Small Business Lending Oversight Act of 2016

(Sec. 2) This bill amends the Small Business Act to establish within the Small Business Administration (SBA) an Office of Credit Risk Management (OCRM) to impose specified administrative penalties, including monetary penalties, on any loan-financing lender that knowingly and repeatedly:

fails properly to determine and document that a small business loan is eligible for financing, including failure to document that a loan is eligible because the applicant is unable to obtain credit elsewhere (from non-federal, non-state, or non-local government sources); sells the guaranteed portion of a loan when the loan proceeds have not been fully disbursed in accordance with program requirements; imposes on a loan applicant a fee that the SBA has not specifically authorized; or re-amortizes a loan solely to make the loan appear current. The SBA shall conduct annual risk analyses of its loan portfolio.

(Sec. 3) The term "credit elsewhere" shall expand beyond non-federal sources to encompass credit to an individual loan applicant on reasonable terms and conditions from non-state and non-local government sources, including but not limited to:

the business industry in which the loan applicant operates; whether the applicant is an enterprise that has been in operation for less than two years; the adequacy of the collateral available to secure the requested loan; and the loan term necessary to reasonably assure the applicant's ability to repay the debt from the actual or projected cash flow of the business. (Sec. 4) The SBA shall assess a separate fee of up to 0.03% per year of the outstanding balance of the deferred participation share of each approved loan, whose proceeds shall be used solely to support OCRM operations.

The SBA shall collect a fee (currently discretionary) for any loan guarantee sold into the secondary market in an amount equal to 50% of the portion of the sale price that exceeds 108% (currently 110%) of the outstanding principal amount of the portion of the loan guaranteed by the SBA.

(Sec. 5) The SBA shall also, at the end of each year, calculate the percentage of loans in a lender's portfolio made without a contribution of borrower equity when the loan's purpose was to establish a new small business concern, to effectuate a change of small business ownership, or to purchase real estate. This requirement applies only to a lender that makes loans under authority delegated to the lender as a participant in the Preferred Lenders Program. No new loan application without a contribution of borrower equity, except in certain circumstances, may be approved if more than 15% of the lender's loan portfolio is without such a contribution.

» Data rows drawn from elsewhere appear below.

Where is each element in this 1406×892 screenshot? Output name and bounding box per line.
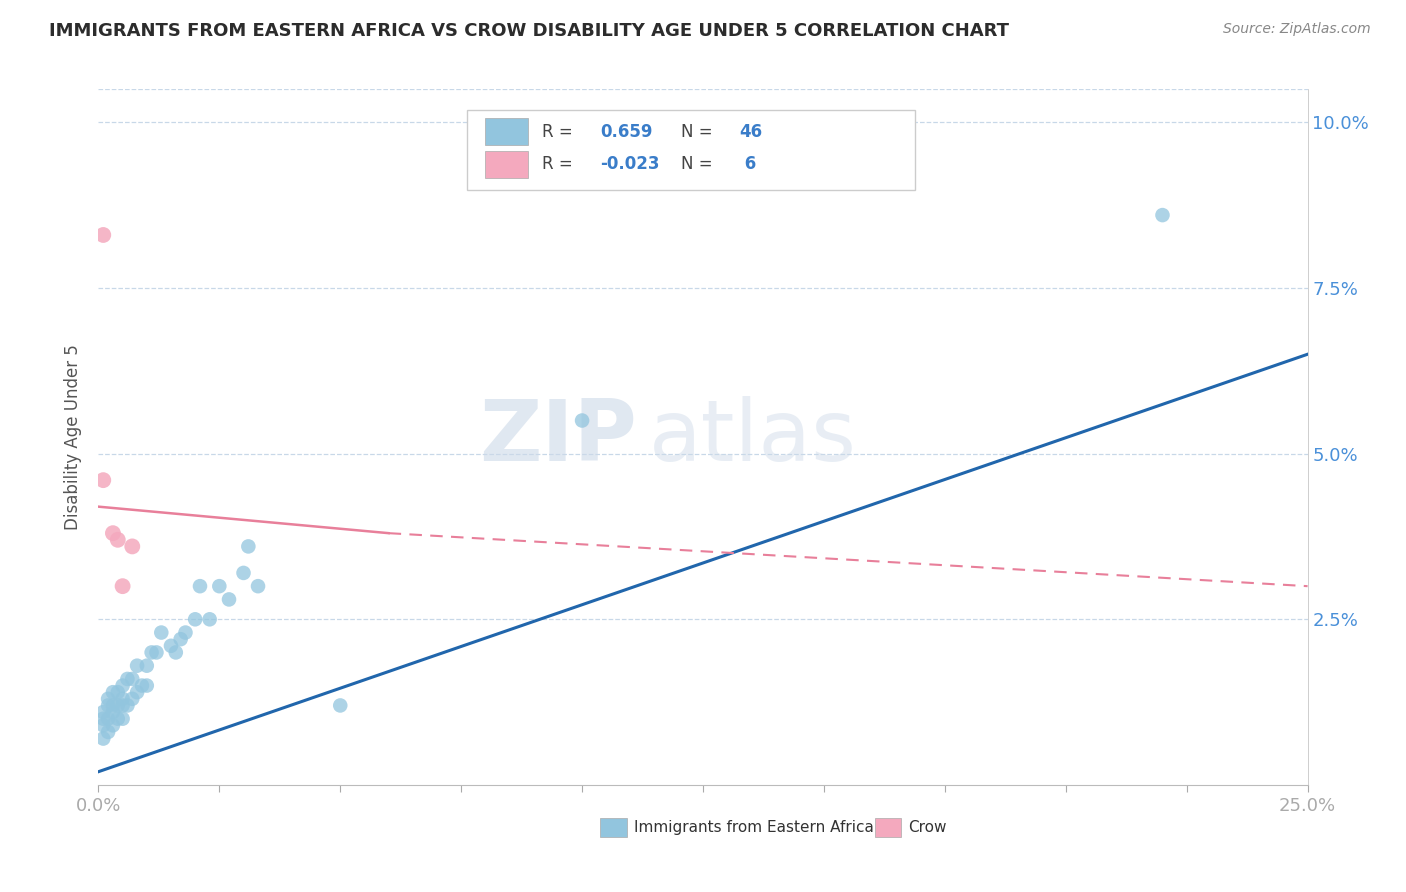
- Bar: [485, 119, 527, 145]
- Point: [117, 698, 139, 713]
- Point: [247, 579, 270, 593]
- Point: [101, 698, 124, 713]
- Y-axis label: Disability Age Under 5: Disability Age Under 5: [63, 344, 82, 530]
- Point: [91, 473, 114, 487]
- Point: [101, 526, 124, 541]
- Text: Crow: Crow: [908, 820, 948, 835]
- Point: [135, 658, 157, 673]
- Text: 46: 46: [740, 122, 762, 141]
- Point: [121, 540, 143, 554]
- Point: [111, 579, 134, 593]
- Point: [127, 685, 149, 699]
- Point: [174, 625, 197, 640]
- Point: [111, 691, 134, 706]
- Point: [571, 413, 593, 427]
- Text: Immigrants from Eastern Africa: Immigrants from Eastern Africa: [634, 820, 875, 835]
- Text: atlas: atlas: [648, 395, 856, 479]
- Point: [101, 705, 124, 719]
- Point: [198, 612, 221, 626]
- Text: N =: N =: [682, 122, 718, 141]
- Point: [150, 625, 173, 640]
- Bar: [485, 151, 527, 178]
- Text: ZIP: ZIP: [479, 395, 637, 479]
- Point: [188, 579, 211, 593]
- Point: [111, 698, 134, 713]
- Point: [101, 685, 124, 699]
- Point: [91, 705, 114, 719]
- Point: [127, 658, 149, 673]
- Point: [208, 579, 231, 593]
- Point: [111, 679, 134, 693]
- Point: [238, 540, 260, 554]
- Point: [184, 612, 207, 626]
- Text: Source: ZipAtlas.com: Source: ZipAtlas.com: [1223, 22, 1371, 37]
- Point: [91, 227, 114, 242]
- Point: [232, 566, 254, 580]
- Text: 0.659: 0.659: [600, 122, 652, 141]
- Text: -0.023: -0.023: [600, 155, 659, 173]
- Point: [107, 685, 129, 699]
- Point: [218, 592, 240, 607]
- Point: [329, 698, 352, 713]
- Point: [97, 698, 120, 713]
- Point: [107, 698, 129, 713]
- Point: [91, 712, 114, 726]
- Point: [169, 632, 191, 647]
- Point: [101, 718, 124, 732]
- Point: [141, 645, 163, 659]
- Point: [121, 691, 143, 706]
- Point: [135, 679, 157, 693]
- Point: [97, 691, 120, 706]
- Point: [165, 645, 187, 659]
- Text: N =: N =: [682, 155, 718, 173]
- Point: [121, 672, 143, 686]
- Point: [91, 731, 114, 746]
- Point: [107, 712, 129, 726]
- Bar: [600, 818, 627, 837]
- Point: [107, 533, 129, 547]
- Point: [91, 718, 114, 732]
- FancyBboxPatch shape: [467, 110, 915, 190]
- Point: [111, 712, 134, 726]
- Point: [160, 639, 183, 653]
- Text: IMMIGRANTS FROM EASTERN AFRICA VS CROW DISABILITY AGE UNDER 5 CORRELATION CHART: IMMIGRANTS FROM EASTERN AFRICA VS CROW D…: [49, 22, 1010, 40]
- Point: [145, 645, 167, 659]
- Point: [131, 679, 153, 693]
- Text: 6: 6: [740, 155, 756, 173]
- Point: [1152, 208, 1174, 222]
- Point: [97, 725, 120, 739]
- Text: R =: R =: [543, 155, 578, 173]
- Bar: [875, 818, 901, 837]
- Text: R =: R =: [543, 122, 578, 141]
- Point: [97, 712, 120, 726]
- Point: [117, 672, 139, 686]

The SBA shall make end-of-year calculations, too, of industry concentrations for each such lender, using the applicable six-digit classification code under the North American Industry Classification System. No new loan application to a lender from a small business concern operating in a single industry, except in certain circumstances, may be approved if over 20% of the lender's loans are concentrated in that industry.

The SBA may not approve any loan if its financing is more than 100% of project costs.

(Sec. 6) A lender may use an outside agent or lender service provider to assist in identifying potential applicants and with processing, disbursing, servicing, and liquidating a loan.

With respect to an SBA loan for plant acquisition, construction, conversion, or expansion, including the acquisition of land, material, supplies, equipment, and working capital, as well as a loan to any qualified small business concern, no lender may, without SBA approval, sell an amount higher than 85% of the loan, or the percentage guaranteed by the SBA, whichever is greater.